Além das palavras

Quinta-feira, 17 Setembro, 2020

Paulo Geraldo

professor de língua portuguesa

As coisas mais importantes não se aprendem verdadeiramente nos livros, nem nas aulas, nem em conferências, nem em sermões.
Passam de pessoa para pessoa através de gestos, de comportamentos concretos. Através de exemplos de vida.
A única forma de um pai ensinar um filho a ser honesto consiste em ele mesmo ser honesto, custe o que custar, em todas as circunstâncias, desprezando todas essas maneiras fáceis – e falsas – de subir na vida ou de resolver problemas delicados.
Se assim não for, bem pode esforçar-se em dar ao filho enormes sermões sobre essa virtude…
Mas se o pai for honesto, não precisará sequer de usar as palavras.
Estamos todos fartos de palavras. As palavras são um revestimento estéril, se não corresponderem a um fundo verdadeiro. E têm sido usadas frequentemente por muitas pessoas para enganar, para fingir, para alcançar ilicitamente resultados.
Entre essas coisas importantíssimas que não se aprendem por meio de palavras, encontram-se as virtudes e os valores.
E entre eles está esse tão raro da hospitalidade.
Eu aprendi a hospitalidade em Chãos, ali pertinho de Alcobertas, numa noite de Inverno de há muitos anos.
Tinha saído de Lisboa com um grupo de talvez vinte alunos meus de 12/13 anos. Devíamos atravessar a Serra dos Candeeiros e chegar a Alcanede (parece-me que era Alcanede), onde tínhamos uma casa à nossa espera. Mas apanhámos um anoitecer daqueles em que um homem não devia sair de casa. Chuva, vento, nevoeiro. A verdade é que nos perdemos e vagueámos desastradamente pela serra. Já era muito tarde quando avistámos umas luzes lá em baixo e, depois de descermos aos tropeções, chegámos a um lugar que não fazia parte do percurso previsto: era Chãos.
Algumas casas perdidas na imensidão da serra.
Uma olhadela rápida para o mapa fez-nos compreender que estávamos ainda muito longe do nosso destino.
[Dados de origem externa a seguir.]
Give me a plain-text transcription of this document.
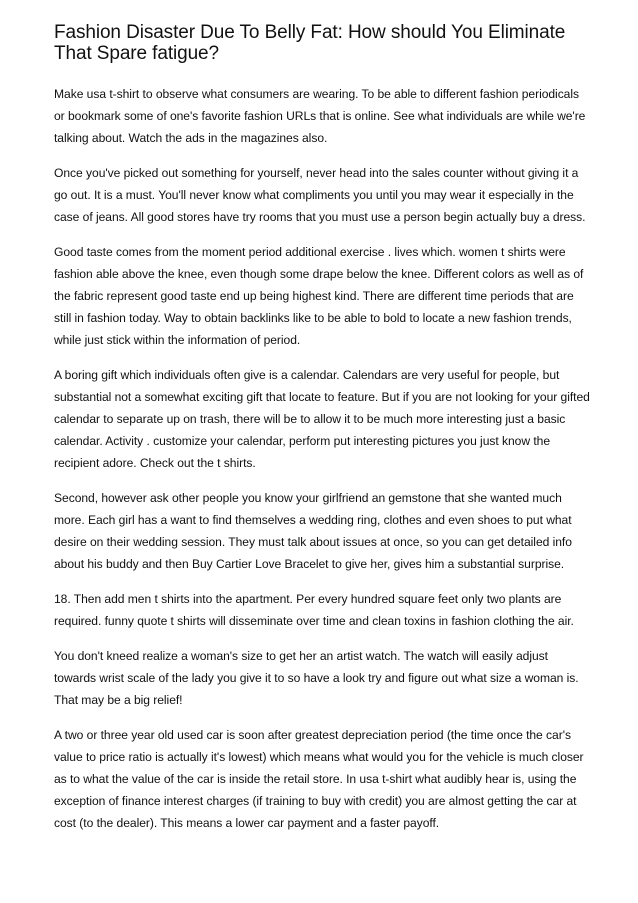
Fashion Disaster Due To Belly Fat: How should You Eliminate That Spare fatigue?

Make usa t-shirt to observe what consumers are wearing. To be able to different fashion periodicals or bookmark some of one's favorite fashion URLs that is online. See what individuals are while we're talking about. Watch the ads in the magazines also.

Once you've picked out something for yourself, never head into the sales counter without giving it a go out. It is a must. You'll never know what compliments you until you may wear it especially in the case of jeans. All good stores have try rooms that you must use a person begin actually buy a dress.

Good taste comes from the moment period additional exercise . lives which. women t shirts were fashion able above the knee, even though some drape below the knee. Different colors as well as of the fabric represent good taste end up being highest kind. There are different time periods that are still in fashion today. Way to obtain backlinks like to be able to bold to locate a new fashion trends, while just stick within the information of period.

A boring gift which individuals often give is a calendar. Calendars are very useful for people, but substantial not a somewhat exciting gift that locate to feature. But if you are not looking for your gifted calendar to separate up on trash, there will be to allow it to be much more interesting just a basic calendar. Activity . customize your calendar, perform put interesting pictures you just know the recipient adore. Check out the t shirts.

Second, however ask other people you know your girlfriend an gemstone that she wanted much more. Each girl has a want to find themselves a wedding ring, clothes and even shoes to put what desire on their wedding session. They must talk about issues at once, so you can get detailed info about his buddy and then Buy Cartier Love Bracelet to give her, gives him a substantial surprise.

18. Then add men t shirts into the apartment. Per every hundred square feet only two plants are required. funny quote t shirts will disseminate over time and clean toxins in fashion clothing the air.

You don't kneed realize a woman's size to get her an artist watch. The watch will easily adjust towards wrist scale of the lady you give it to so have a look try and figure out what size a woman is. That may be a big relief!

A two or three year old used car is soon after greatest depreciation period (the time once the car's value to price ratio is actually it's lowest) which means what would you for the vehicle is much closer as to what the value of the car is inside the retail store. In usa t-shirt what audibly hear is, using the exception of finance interest charges (if training to buy with credit) you are almost getting the car at cost (to the dealer). This means a lower car payment and a faster payoff.
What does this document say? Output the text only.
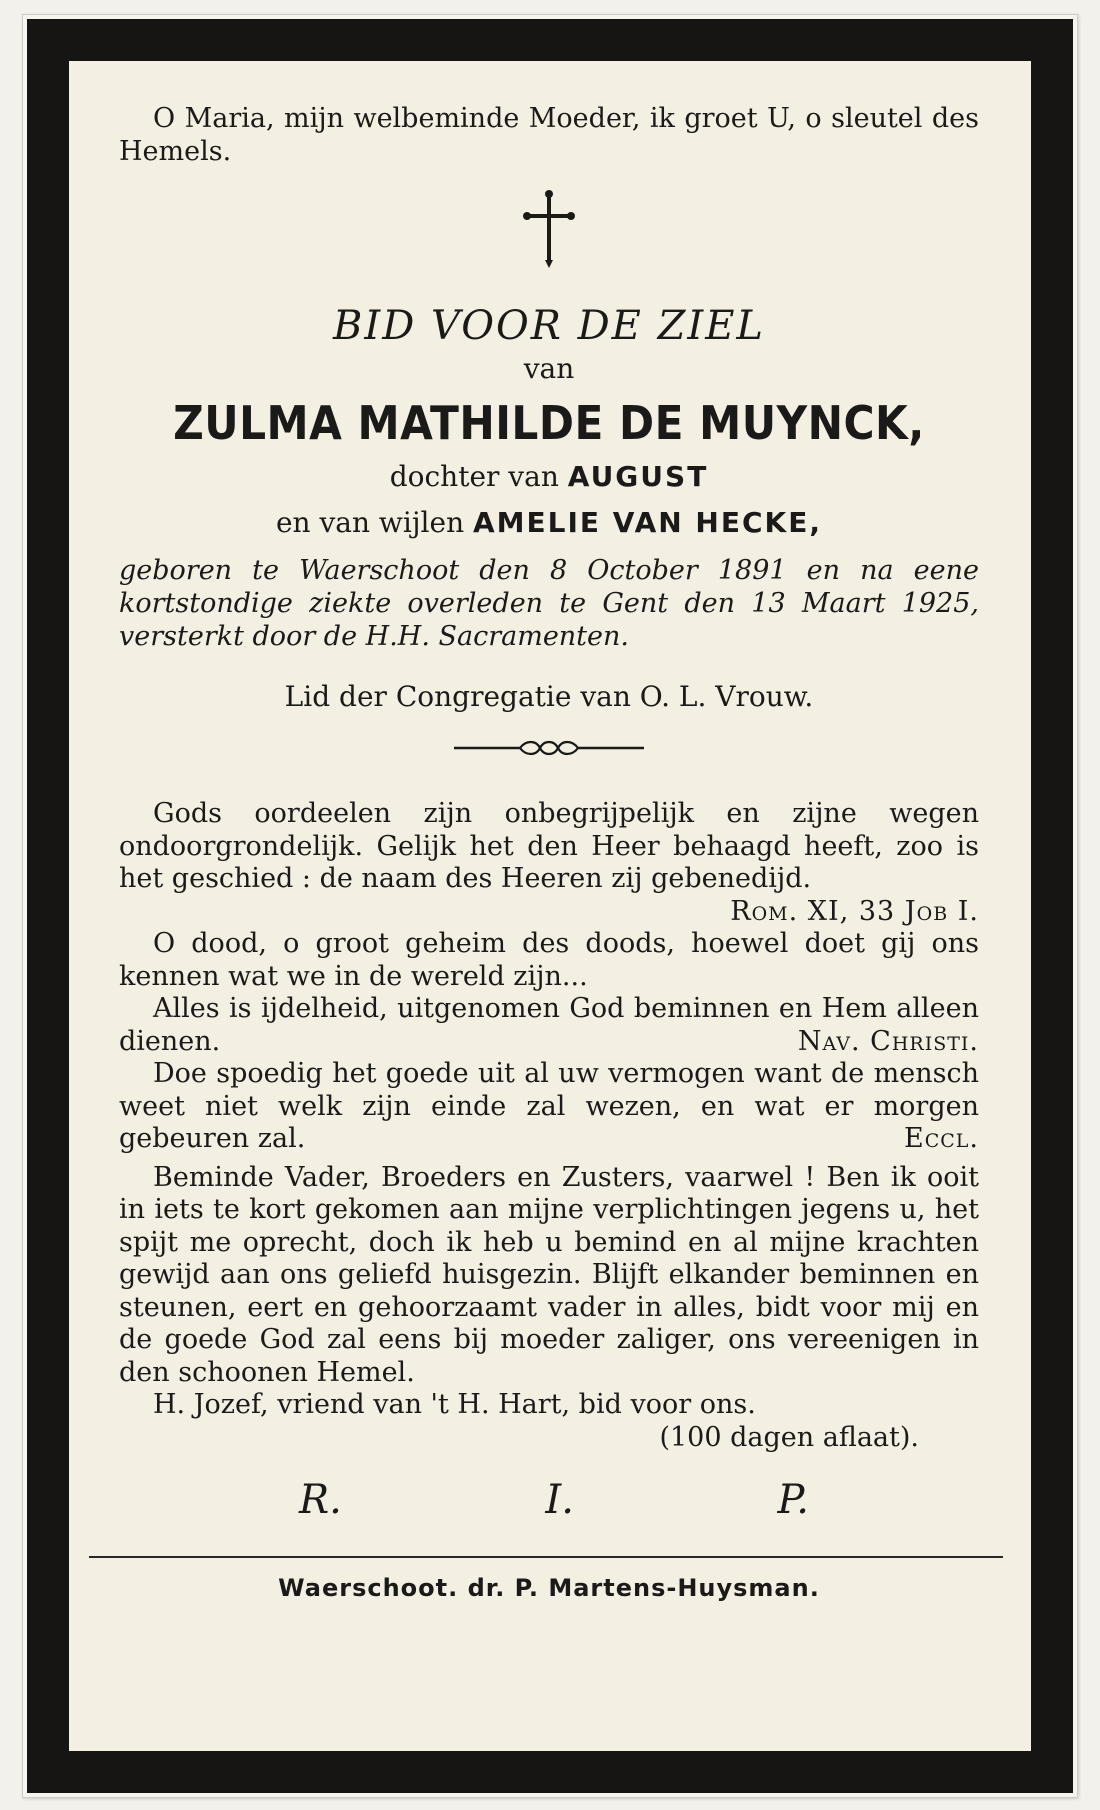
O Maria, mijn welbeminde Moeder, ik groet U, o sleutel des Hemels.

BID VOOR DE ZIEL
van
ZULMA MATHILDE DE MUYNCK,
dochter van AUGUST
en van wijlen AMELIE VAN HECKE,

geboren te Waerschoot den 8 October 1891 en na eene kortstondige ziekte overleden te Gent den 13 Maart 1925, versterkt door de H.H. Sacramenten.

Lid der Congregatie van O. L. Vrouw.

Gods oordeelen zijn onbegrijpelijk en zijne wegen ondoorgrondelijk. Gelijk het den Heer behaagd heeft, zoo is het geschied : de naam des Heeren zij gebenedijd.
Rom. XI, 33 Job I.

O dood, o groot geheim des doods, hoewel doet gij ons kennen wat we in de wereld zijn...

Alles is ijdelheid, uitgenomen God beminnen en Hem alleen dienen.	Nav. Christi.

Doe spoedig het goede uit al uw vermogen want de mensch weet niet welk zijn einde zal wezen, en wat er morgen gebeuren zal.	Eccl.

Beminde Vader, Broeders en Zusters, vaarwel ! Ben ik ooit in iets te kort gekomen aan mijne verplichtingen jegens u, het spijt me oprecht, doch ik heb u bemind en al mijne krachten gewijd aan ons geliefd huisgezin. Blijft elkander beminnen en steunen, eert en gehoorzaamt vader in alles, bidt voor mij en de goede God zal eens bij moeder zaliger, ons vereenigen in den schoonen Hemel.

H. Jozef, vriend van 't H. Hart, bid voor ons.

(100 dagen aflaat).
R.	I.	P.
Waerschoot. dr. P. Martens-Huysman.
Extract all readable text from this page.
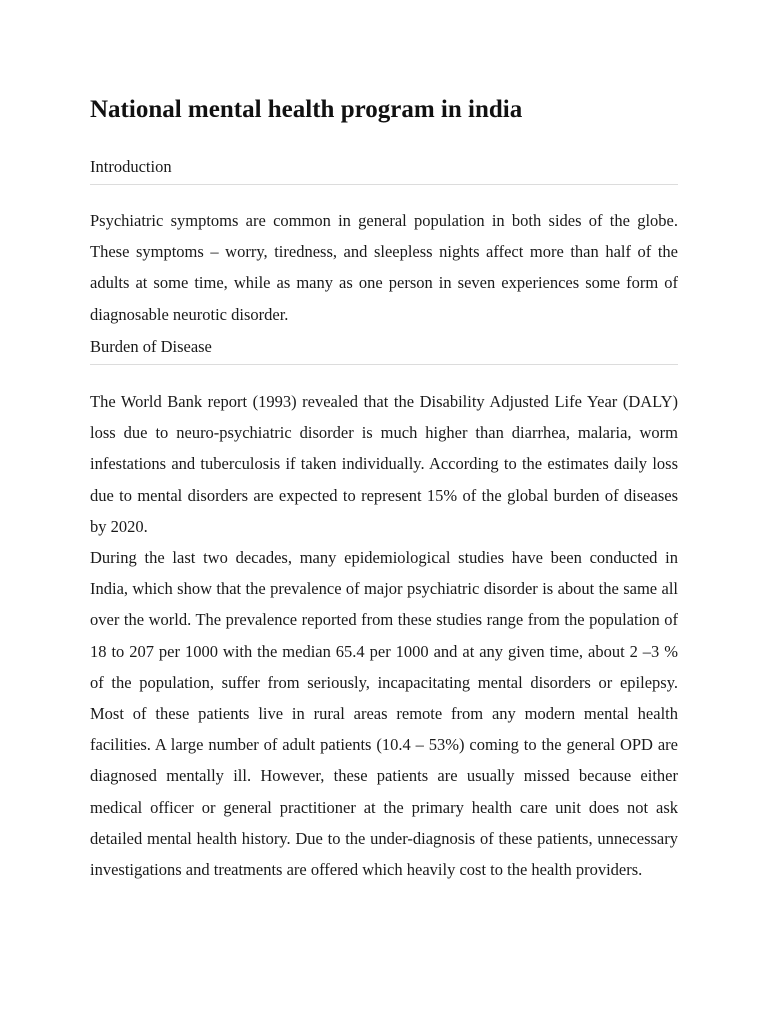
National mental health program in india
Introduction

Psychiatric symptoms are common in general population in both sides of the globe. These symptoms – worry, tiredness, and sleepless nights affect more than half of the adults at some time, while as many as one person in seven experiences some form of diagnosable neurotic disorder.

Burden of Disease

The World Bank report (1993) revealed that the Disability Adjusted Life Year (DALY) loss due to neuro-psychiatric disorder is much higher than diarrhea, malaria, worm infestations and tuberculosis if taken individually. According to the estimates daily loss due to mental disorders are expected to represent 15% of the global burden of diseases by 2020.

During the last two decades, many epidemiological studies have been conducted in India, which show that the prevalence of major psychiatric disorder is about the same all over the world. The prevalence reported from these studies range from the population of 18 to 207 per 1000 with the median 65.4 per 1000 and at any given time, about 2 –3 % of the population, suffer from seriously, incapacitating mental disorders or epilepsy. Most of these patients live in rural areas remote from any modern mental health facilities. A large number of adult patients (10.4 – 53%) coming to the general OPD are diagnosed mentally ill. However, these patients are usually missed because either medical officer or general practitioner at the primary health care unit does not ask detailed mental health history. Due to the under-diagnosis of these patients, unnecessary investigations and treatments are offered which heavily cost to the health providers.
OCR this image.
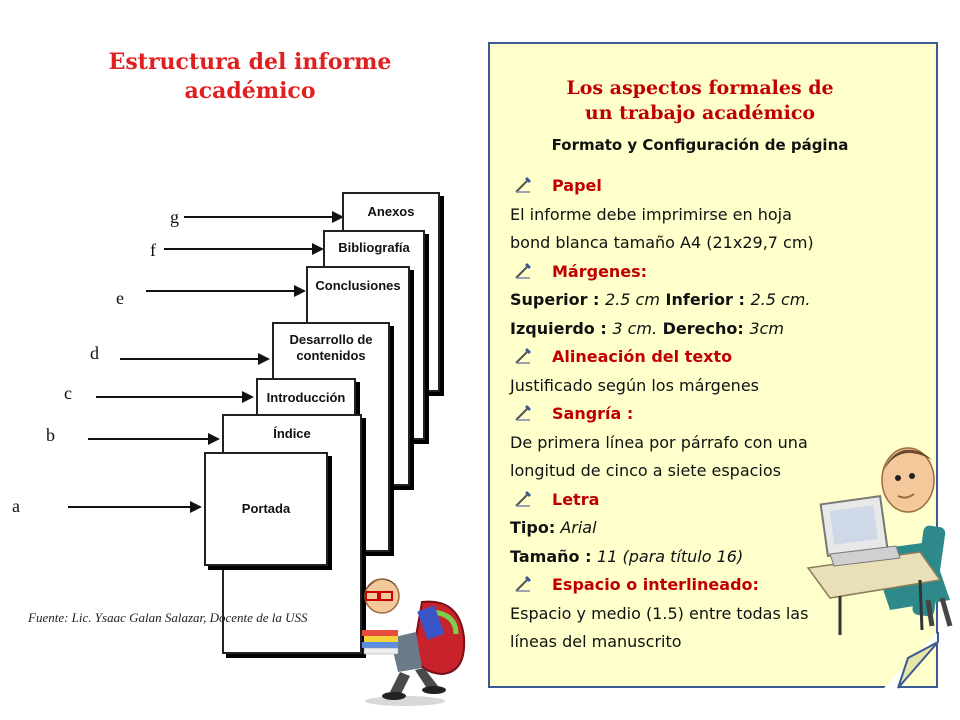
Estructura del informe
académico
g	Anexos
f	Bibliografía
e
Conclusiones
d
Desarrollo de
contenidos
c	Introducción
b	Índice
a	Portada
Fuente: Lic. Ysaac Galan Salazar, Docente de la USS
Los aspectos formales de
un trabajo académico
Formato y Configuración de página
Papel
El informe debe imprimirse en hoja
bond blanca tamaño A4 (21x29,7 cm)
Márgenes:
Superior : 2.5 cm Inferior : 2.5 cm.
Izquierdo : 3 cm. Derecho: 3cm
Alineación del texto
Justificado según los márgenes
Sangría :
De primera línea por párrafo con una
longitud de cinco a siete espacios
Letra
Tipo: Arial
Tamaño : 11 (para título 16)
Espacio o interlineado:
Espacio y medio (1.5) entre todas las
líneas del manuscrito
Era impossível, no estado em que nos encontrávamos, chegar a Alcanede antes de ser muito de madrugada. E isto no caso de que conseguíssemos chegar.
Houve então uma pessoa que nos ajudou, metendo-nos numa camioneta e levando até à desejada casa – até ao calor de uma lareira e ao conforto de poder estender o corpo – aquele grupo dorido e encharcado.
Era uma pessoa igual a todas as outras, com um nome vulgar, semelhante a muitos outros, habitante de um daqueles lugares que não vem nos grandes mapas. Mas vivia a hospitalidade e, por isso, ensinava-a.
Eu aprendi a hospitalidade em Chãos. E os jovens que iam comigo também a aprenderam. Ficaram felizes. Fizeram a viagem a cantar, sentados na caixa aberta da camioneta, esquecidos da chuva, do frio e das bolhas nos pés.
O mundo tinha-se tornado mais belo. Já não havia nuvens nenhumas…
Aqueles jovens são agora médicos, engenheiros, advogados… E aprenderam a hospitalidade em Chãos.
Tenho a certeza de que procuram pô-la um pouco em prática, de que não se esqueceram da lição daquela noite, embora talvez já não se lembrem de onde nem de quando nem de quem a aprenderam.
A hospitalidade de uma pessoa multiplicou-se, portanto, por vinte. E, por isso, o mundo ficou um pouco melhor: vinte vezes melhor.
Felizmente, o bem é algo que se espalha com grande facilidade: com maior facilidade que o mal, o que é um bom motivo para continuarmos optimistas.
Quarenta televisões competindo por audiências sem olhar a meios, oitocentas revistas pornográficas, duzentos jornais tendenciosos, mil homens mal intencionados, centenas de políticos corruptos não podem, nem todos juntos, realizar mal em quantidade suficiente para contrariar o bem feito por um único homem bom.
Depois dessa noite, voltei ainda muitas vezes a Chãos e aprendi outras lições semelhantes a esta. Poderia contá-las todas, uma a uma, mas não o vou fazer.
O meu amigo Manuel Pedro há-de corar se por acaso chegar a ler este texto, e essa é uma boa razão para que não continue a escrever . Ele e o Ramiro e outros bons mestres que há por aí.
Ensinam com naturalidade porque vivem aquilo que ensinam: não pensam que estão a fazer algo de extraordinário.
Não acreditariam – haviam de rir-se – se lhes dissessem que estão a tornar o mundo melhor e mais belo, mas é isso que acontece.